Brandeis Researchers Take a New Look at ALS

Depiction of the chemical rope that stabilizes mutant protein responsible for familial ALS.
Jeff Agar
Depiction of the chemical rope that stabilizes mutant protein responsible for familial ALS.
In the constellation of neurodegenerative diseases being researched in laboratories around the world, amyotrophic lateral sclerosis (ALS), commonly known as Lou Gehrig’s disease, is surely one of the most devastating. In its familial and sporadic forms not only is it always fatal, it strikes typically in middle age or earlier, eventually destroying most motor neurons throughout the body. Progressive muscle weakness and atrophy ensue, with death usually occurring in three to five years.

Recently, a team of Brandeis scientists published in the Proceedings of the National Academies of Science an innovative approach to treating the most common form of familial ALS. In the study, chemist Jeff Agar and his colleagues researched mutations in the gene that makes a particular protein, known as SOD1, responsible for causing much of the familial form of ALS.

Genetic mutations make the SOD1 protein unstable, causing it to fall apart into two identical pieces called monomers, which are sticky and prone to clumping up inside the axon, the long projection of the motor neuron that conducts electrical impulses. Motor neurons are a meter long; when the axon inside the neuron gets clogged, it eventually dies.
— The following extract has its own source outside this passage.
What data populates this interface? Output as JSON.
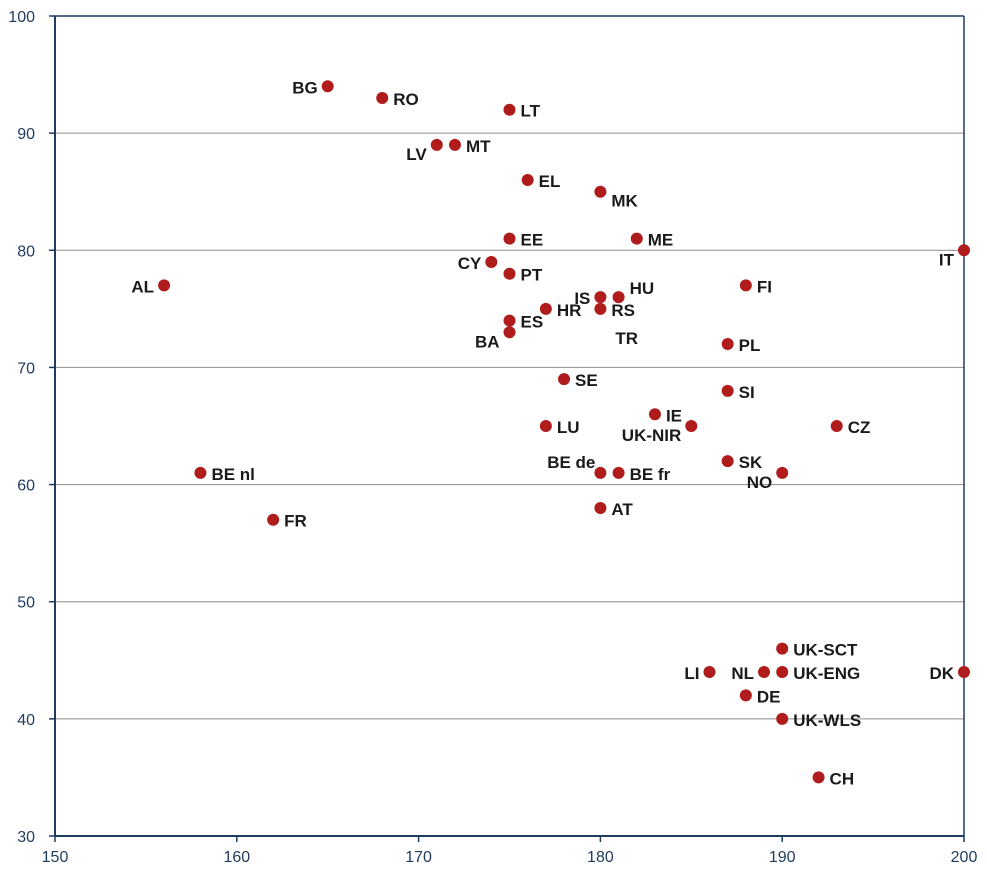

“Picture a tennis ball stuck to a small piece of double-sided tape. Now picture another. Turn the balls until both pieces of tape come into contact and that’s what scientists call a dimer, and it’s stable,” explains Agar. “It won’t stick to anything else. That’s what normal SOD1 looks like, and there are billions of SOD1 dimers in every motor neuron.”

SOD1 is one of the body’s hardest working antioxidants, and its job is to turn a dangerous free radical called superoxide into water.
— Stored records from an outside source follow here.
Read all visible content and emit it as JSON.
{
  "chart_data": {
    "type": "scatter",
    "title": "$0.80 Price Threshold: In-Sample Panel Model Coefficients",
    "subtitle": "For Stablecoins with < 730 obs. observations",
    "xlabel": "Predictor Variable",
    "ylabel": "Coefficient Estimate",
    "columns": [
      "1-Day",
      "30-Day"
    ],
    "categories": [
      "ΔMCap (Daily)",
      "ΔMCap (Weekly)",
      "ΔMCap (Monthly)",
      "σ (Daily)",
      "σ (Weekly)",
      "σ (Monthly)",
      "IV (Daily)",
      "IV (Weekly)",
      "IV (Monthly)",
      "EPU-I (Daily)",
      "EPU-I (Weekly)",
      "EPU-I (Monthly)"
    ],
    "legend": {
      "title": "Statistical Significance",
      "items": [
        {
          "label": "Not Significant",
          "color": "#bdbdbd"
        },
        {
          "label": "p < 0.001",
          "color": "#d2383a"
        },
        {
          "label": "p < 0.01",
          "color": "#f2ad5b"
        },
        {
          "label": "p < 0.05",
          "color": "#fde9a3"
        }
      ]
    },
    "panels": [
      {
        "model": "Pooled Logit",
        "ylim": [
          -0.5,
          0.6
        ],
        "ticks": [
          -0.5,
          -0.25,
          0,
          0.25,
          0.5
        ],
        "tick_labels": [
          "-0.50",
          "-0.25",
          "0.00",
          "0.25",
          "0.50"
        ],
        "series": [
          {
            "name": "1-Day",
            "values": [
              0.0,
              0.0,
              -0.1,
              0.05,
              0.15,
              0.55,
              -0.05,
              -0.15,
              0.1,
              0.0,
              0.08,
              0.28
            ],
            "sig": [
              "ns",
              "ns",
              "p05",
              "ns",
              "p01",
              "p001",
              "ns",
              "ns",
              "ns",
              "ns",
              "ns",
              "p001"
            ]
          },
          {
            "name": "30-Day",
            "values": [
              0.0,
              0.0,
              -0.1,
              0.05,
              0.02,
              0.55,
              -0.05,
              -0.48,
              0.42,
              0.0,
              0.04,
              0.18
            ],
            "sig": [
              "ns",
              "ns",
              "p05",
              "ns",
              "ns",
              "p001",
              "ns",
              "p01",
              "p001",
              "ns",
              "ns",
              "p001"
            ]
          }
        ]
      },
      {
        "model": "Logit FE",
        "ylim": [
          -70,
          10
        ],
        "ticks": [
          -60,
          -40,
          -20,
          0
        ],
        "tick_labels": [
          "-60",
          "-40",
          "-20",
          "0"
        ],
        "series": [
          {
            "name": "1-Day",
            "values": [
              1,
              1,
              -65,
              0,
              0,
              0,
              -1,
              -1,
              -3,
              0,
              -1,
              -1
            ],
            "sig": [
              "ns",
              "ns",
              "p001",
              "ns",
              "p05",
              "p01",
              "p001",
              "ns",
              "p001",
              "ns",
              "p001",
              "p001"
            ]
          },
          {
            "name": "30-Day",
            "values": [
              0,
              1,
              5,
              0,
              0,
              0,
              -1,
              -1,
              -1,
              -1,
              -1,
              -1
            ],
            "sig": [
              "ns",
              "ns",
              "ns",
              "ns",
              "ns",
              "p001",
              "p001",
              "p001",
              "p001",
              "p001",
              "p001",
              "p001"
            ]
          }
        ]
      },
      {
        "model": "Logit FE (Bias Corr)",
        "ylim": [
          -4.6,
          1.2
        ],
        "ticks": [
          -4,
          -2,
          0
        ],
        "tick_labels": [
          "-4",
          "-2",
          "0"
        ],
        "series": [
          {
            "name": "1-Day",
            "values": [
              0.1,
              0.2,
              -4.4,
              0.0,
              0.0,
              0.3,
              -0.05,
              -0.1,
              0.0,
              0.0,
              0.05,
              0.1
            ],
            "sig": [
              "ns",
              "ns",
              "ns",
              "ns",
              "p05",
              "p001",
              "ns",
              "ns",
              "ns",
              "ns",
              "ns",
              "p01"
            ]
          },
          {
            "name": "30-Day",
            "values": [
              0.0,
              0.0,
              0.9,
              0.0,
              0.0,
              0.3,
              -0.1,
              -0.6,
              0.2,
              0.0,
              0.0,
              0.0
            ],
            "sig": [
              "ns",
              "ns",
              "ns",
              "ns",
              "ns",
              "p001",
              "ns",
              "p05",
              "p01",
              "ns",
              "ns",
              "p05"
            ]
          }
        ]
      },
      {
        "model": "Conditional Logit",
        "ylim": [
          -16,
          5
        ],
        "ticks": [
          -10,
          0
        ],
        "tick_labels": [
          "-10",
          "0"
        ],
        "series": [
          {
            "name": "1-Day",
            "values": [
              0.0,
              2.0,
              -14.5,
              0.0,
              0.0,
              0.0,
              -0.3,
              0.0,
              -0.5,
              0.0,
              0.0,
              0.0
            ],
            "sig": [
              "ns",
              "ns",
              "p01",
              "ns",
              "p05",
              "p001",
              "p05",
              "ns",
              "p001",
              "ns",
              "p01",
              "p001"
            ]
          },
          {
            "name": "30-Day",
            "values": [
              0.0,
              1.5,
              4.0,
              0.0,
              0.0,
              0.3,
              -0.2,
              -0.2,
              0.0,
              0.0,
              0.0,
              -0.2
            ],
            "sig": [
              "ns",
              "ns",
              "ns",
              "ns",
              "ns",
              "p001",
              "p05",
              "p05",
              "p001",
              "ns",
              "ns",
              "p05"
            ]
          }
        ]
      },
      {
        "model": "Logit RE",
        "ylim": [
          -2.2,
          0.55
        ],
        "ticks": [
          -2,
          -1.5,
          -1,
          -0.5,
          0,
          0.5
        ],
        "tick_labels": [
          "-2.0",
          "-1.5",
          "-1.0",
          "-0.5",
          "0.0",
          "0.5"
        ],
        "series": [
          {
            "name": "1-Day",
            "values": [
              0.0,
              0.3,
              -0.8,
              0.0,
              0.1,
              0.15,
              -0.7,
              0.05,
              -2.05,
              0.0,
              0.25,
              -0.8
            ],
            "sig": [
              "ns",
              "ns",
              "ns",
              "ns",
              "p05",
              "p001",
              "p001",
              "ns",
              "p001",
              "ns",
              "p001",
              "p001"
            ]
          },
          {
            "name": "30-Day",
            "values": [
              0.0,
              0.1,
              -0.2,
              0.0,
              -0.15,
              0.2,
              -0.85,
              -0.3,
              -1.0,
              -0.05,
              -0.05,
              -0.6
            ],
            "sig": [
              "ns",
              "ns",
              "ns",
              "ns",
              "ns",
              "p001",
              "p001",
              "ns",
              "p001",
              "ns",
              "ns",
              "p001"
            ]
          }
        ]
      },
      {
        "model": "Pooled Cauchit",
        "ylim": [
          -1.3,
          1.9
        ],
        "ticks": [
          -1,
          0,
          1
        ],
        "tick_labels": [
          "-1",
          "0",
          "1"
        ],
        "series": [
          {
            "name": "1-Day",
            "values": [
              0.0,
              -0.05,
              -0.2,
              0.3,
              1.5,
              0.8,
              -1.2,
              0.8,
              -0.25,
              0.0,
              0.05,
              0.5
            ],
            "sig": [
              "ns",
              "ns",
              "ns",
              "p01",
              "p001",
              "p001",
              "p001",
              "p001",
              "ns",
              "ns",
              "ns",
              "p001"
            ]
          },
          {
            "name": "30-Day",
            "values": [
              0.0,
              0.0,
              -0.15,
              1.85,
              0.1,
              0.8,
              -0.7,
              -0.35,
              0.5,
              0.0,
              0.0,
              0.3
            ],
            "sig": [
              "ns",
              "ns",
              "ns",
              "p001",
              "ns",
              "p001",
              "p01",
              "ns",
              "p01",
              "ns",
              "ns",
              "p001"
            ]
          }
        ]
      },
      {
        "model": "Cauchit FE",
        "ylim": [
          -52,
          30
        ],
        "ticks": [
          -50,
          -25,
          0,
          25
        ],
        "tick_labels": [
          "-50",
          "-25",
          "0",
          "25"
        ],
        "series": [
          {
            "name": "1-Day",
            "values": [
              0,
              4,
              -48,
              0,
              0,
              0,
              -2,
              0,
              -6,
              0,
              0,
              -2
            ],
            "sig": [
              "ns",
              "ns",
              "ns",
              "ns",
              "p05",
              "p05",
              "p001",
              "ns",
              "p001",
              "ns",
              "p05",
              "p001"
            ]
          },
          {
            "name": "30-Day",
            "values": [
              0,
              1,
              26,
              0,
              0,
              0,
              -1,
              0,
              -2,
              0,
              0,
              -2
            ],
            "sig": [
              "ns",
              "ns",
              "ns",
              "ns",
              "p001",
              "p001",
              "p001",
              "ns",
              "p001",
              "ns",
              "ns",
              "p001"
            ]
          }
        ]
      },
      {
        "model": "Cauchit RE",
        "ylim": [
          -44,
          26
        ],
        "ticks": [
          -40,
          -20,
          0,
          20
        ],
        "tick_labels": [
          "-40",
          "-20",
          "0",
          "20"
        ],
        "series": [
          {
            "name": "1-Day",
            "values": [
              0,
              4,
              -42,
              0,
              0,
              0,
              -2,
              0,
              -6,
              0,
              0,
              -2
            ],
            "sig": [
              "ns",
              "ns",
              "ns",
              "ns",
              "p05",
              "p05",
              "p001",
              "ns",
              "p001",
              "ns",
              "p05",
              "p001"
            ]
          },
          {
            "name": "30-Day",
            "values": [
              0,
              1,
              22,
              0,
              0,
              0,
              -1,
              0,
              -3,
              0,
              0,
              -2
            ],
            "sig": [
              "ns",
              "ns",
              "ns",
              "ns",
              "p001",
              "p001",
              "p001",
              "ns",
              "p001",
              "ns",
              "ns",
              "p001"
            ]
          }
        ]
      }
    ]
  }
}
“Now pull the tennis balls apart, turn one 180 degrees, stick them back together and there’s a sticky end. That’s what ALS-associated SOD1 mutants do. You could glue millions of these balls together if you had them, and a neuron has billions of them. What we’re trying to do is prevent this from happening,” says Agar.

Agar, along with postdoctoral fellow Jared Auclair and biochemists Greg Petsko and Dagmar Ringe, developed an ingenious “chemical rope” to tie the two monomers together, creating a stable dimer. Some ALS mutations stop SOD1 from doing its job, and the chemical ropes are even able to reactivate these SOD1 mutants and get them working again.

Now the scientists are creating a version of their proof-of-concept “chemical rope” that is potentially amenable to development into a drug. “This is only the beginning,” says Agar. “We have a lot more work to do before this could benefit ALS patients.”

While the familial form of Lou Gehrig’s affects only about 2 percent of all ALS cases, the researchers believe that perhaps 30 to 40 percent of cases where there is no genetic cause could potentially also benefit from the same treatment.